Cuando le preguntaron sin rodeos si Cuba aceptaría condiciones de “cambio de régimen”, la respuesta fue un portazo. “No hay negociación”, soltó sin pensarlo dos veces, insistiendo en que los problemas internos de la isla no se discuten con Washington. Eso sí, habló de “respeto” y “soberanía”, palabras que el régimen repite como disco rayado mientras la realidad en la calle es otra muy distinta.

Pero la cosa no se quedó ahí. Díaz-Canel dejó caer que, si Estados Unidos no se ajusta a las condiciones del gobierno cubano, simplemente no hay diálogo posible. O sea, o se juega bajo sus reglas… o no se juega. Una postura que, más que firmeza, suena a encerrarse en un callejón sin salida.

Esta línea dura no es nueva. Desde la cúpula del poder llevan tiempo repitiendo que el sistema no se toca, pase lo que pase. Mientras tanto, desde Washington la postura es igual de clara: sin cambios reales en el modelo de gobierno, no habrá solución económica. Y ahí es donde el choque se vuelve inevitable.

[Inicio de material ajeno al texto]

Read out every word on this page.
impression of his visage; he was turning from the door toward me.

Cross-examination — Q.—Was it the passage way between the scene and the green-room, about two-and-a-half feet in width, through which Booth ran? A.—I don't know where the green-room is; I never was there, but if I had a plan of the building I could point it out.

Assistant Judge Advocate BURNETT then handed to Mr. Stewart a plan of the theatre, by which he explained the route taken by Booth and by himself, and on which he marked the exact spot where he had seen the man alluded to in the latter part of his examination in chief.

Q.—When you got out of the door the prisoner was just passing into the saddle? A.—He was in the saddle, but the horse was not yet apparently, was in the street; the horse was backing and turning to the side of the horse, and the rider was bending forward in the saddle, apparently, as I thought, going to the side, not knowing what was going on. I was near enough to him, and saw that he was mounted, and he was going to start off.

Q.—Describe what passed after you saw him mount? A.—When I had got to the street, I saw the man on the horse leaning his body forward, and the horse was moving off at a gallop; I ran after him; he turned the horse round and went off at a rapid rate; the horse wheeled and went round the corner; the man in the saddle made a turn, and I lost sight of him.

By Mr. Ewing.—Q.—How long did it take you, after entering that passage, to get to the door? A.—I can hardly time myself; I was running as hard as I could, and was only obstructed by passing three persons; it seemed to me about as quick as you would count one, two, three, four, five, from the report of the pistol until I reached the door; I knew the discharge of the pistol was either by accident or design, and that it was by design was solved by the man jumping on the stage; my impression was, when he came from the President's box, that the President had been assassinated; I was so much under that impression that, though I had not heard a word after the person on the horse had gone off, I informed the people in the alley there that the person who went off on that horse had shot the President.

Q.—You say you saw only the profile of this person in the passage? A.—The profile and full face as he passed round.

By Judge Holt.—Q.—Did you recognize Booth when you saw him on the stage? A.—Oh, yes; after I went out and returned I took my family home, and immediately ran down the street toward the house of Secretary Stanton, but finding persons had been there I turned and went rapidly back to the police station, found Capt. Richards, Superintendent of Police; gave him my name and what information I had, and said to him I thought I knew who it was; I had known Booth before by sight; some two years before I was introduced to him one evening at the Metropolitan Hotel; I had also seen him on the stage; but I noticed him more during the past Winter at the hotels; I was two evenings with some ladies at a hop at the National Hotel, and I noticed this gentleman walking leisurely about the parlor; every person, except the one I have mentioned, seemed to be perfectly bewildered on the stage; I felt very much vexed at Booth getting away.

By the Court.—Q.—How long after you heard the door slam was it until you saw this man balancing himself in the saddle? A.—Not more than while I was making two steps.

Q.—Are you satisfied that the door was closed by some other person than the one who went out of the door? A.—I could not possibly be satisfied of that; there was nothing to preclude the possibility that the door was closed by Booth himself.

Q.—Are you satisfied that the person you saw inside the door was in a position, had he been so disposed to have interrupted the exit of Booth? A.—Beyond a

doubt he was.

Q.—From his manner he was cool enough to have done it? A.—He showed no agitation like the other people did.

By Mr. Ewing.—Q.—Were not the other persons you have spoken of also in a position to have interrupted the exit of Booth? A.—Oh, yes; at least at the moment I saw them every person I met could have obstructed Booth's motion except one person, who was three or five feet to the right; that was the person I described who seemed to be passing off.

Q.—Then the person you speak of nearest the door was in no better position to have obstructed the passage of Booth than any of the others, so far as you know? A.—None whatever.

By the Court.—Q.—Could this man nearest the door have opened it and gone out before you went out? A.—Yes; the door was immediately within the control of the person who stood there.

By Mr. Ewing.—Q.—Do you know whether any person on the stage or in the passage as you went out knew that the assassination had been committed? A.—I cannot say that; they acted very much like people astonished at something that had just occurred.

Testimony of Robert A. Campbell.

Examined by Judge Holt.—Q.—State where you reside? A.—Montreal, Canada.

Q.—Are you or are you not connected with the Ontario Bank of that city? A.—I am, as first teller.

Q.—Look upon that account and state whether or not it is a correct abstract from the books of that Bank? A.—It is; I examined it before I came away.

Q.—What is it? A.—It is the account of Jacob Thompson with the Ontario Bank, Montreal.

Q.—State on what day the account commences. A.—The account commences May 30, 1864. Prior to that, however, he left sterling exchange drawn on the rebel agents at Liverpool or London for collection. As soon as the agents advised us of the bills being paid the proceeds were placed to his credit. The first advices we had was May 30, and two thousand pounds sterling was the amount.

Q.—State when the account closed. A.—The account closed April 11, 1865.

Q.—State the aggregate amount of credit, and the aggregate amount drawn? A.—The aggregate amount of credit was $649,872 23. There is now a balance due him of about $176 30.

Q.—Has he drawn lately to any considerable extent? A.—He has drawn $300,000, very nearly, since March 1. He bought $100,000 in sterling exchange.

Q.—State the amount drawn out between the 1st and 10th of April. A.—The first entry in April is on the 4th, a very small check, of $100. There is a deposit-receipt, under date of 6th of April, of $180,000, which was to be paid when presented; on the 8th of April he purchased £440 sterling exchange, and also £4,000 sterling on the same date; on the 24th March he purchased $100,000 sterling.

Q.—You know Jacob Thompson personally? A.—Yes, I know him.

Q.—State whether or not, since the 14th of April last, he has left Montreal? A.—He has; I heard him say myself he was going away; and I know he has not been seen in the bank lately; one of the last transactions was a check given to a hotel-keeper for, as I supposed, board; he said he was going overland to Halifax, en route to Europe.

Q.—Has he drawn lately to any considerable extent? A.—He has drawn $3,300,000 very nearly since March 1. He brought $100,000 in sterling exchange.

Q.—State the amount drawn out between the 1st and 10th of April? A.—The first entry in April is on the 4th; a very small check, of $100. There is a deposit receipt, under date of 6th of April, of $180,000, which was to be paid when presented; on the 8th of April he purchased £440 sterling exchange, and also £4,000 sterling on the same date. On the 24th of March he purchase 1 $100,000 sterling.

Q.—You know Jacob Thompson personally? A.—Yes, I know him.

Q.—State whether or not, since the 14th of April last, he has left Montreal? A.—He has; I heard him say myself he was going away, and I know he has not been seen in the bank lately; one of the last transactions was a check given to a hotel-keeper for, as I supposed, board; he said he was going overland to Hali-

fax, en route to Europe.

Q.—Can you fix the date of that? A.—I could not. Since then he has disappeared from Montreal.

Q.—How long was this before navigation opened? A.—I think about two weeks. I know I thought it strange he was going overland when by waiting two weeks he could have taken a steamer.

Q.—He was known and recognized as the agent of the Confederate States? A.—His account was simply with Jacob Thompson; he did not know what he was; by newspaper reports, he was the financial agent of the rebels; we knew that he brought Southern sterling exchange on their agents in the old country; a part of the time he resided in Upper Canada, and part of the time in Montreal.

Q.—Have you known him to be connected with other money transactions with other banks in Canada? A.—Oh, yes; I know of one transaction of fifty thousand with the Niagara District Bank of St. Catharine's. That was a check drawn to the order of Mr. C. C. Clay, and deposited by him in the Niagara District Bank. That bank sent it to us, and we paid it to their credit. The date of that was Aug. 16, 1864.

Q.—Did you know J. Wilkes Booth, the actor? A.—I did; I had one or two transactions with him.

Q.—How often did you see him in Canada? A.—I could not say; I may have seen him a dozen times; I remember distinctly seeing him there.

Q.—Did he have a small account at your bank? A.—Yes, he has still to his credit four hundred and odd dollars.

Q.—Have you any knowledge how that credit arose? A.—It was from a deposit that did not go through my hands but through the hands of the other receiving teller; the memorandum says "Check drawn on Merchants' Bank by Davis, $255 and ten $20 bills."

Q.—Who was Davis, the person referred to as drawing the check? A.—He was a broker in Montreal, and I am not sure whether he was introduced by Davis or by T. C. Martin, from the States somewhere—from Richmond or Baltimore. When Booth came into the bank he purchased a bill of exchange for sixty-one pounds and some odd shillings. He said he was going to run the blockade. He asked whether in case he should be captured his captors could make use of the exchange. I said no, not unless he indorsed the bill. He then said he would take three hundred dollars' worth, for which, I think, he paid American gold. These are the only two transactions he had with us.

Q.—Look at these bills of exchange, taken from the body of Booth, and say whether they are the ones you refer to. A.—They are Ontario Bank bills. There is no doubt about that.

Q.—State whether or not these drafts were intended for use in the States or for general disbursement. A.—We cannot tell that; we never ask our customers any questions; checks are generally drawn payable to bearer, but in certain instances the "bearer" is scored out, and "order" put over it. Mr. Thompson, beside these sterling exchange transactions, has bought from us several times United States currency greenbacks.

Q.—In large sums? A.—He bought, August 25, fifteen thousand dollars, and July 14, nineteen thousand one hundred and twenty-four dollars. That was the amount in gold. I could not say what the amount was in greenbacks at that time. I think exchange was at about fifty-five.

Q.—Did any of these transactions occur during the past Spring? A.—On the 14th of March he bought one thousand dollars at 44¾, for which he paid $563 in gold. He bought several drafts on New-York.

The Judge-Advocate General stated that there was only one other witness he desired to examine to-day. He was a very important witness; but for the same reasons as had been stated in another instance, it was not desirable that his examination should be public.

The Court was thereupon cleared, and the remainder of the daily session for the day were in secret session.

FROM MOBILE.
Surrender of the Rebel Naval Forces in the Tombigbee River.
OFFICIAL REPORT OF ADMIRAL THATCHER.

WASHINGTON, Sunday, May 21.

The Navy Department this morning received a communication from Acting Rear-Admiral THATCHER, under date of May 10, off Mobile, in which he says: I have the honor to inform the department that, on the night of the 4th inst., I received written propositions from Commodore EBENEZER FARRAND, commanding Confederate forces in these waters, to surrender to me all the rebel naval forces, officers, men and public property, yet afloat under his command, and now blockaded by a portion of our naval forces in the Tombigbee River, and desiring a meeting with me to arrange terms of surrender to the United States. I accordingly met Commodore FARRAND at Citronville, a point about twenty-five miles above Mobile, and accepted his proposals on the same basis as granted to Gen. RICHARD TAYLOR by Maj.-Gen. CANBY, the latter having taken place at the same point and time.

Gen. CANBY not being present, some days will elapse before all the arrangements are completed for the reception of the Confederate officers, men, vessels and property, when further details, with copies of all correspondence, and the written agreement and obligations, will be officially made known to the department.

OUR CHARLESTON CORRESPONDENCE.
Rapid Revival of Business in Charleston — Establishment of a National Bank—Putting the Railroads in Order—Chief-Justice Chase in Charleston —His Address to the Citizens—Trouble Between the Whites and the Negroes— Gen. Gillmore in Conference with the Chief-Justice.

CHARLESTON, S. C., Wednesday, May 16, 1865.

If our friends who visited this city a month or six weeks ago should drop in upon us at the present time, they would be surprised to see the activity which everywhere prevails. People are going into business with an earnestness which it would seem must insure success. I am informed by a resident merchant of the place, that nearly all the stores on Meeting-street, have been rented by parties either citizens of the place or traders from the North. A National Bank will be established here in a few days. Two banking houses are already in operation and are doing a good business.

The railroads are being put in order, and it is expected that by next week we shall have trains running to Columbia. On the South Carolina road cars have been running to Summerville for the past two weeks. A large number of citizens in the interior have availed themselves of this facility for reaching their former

Todo esto ocurre en un momento caliente. Las tensiones entre ambos países están por las nubes, con nuevas sanciones golpeando directo al ya débil suministro de combustible en la isla. El propio Díaz-Canel admitió que Cuba pasó meses sin recibir petróleo, una situación que explica, en parte, el caos energético que vive el país.

Aun así, el discurso oficial intenta vender una imagen de control. Reconocen que hay contactos con Estados Unidos, pero los pintan como algo “muy inicial”, casi simbólico. La realidad es que no hay avances concretos, mientras el tiempo sigue corriendo en contra de una economía que no aguanta más parches.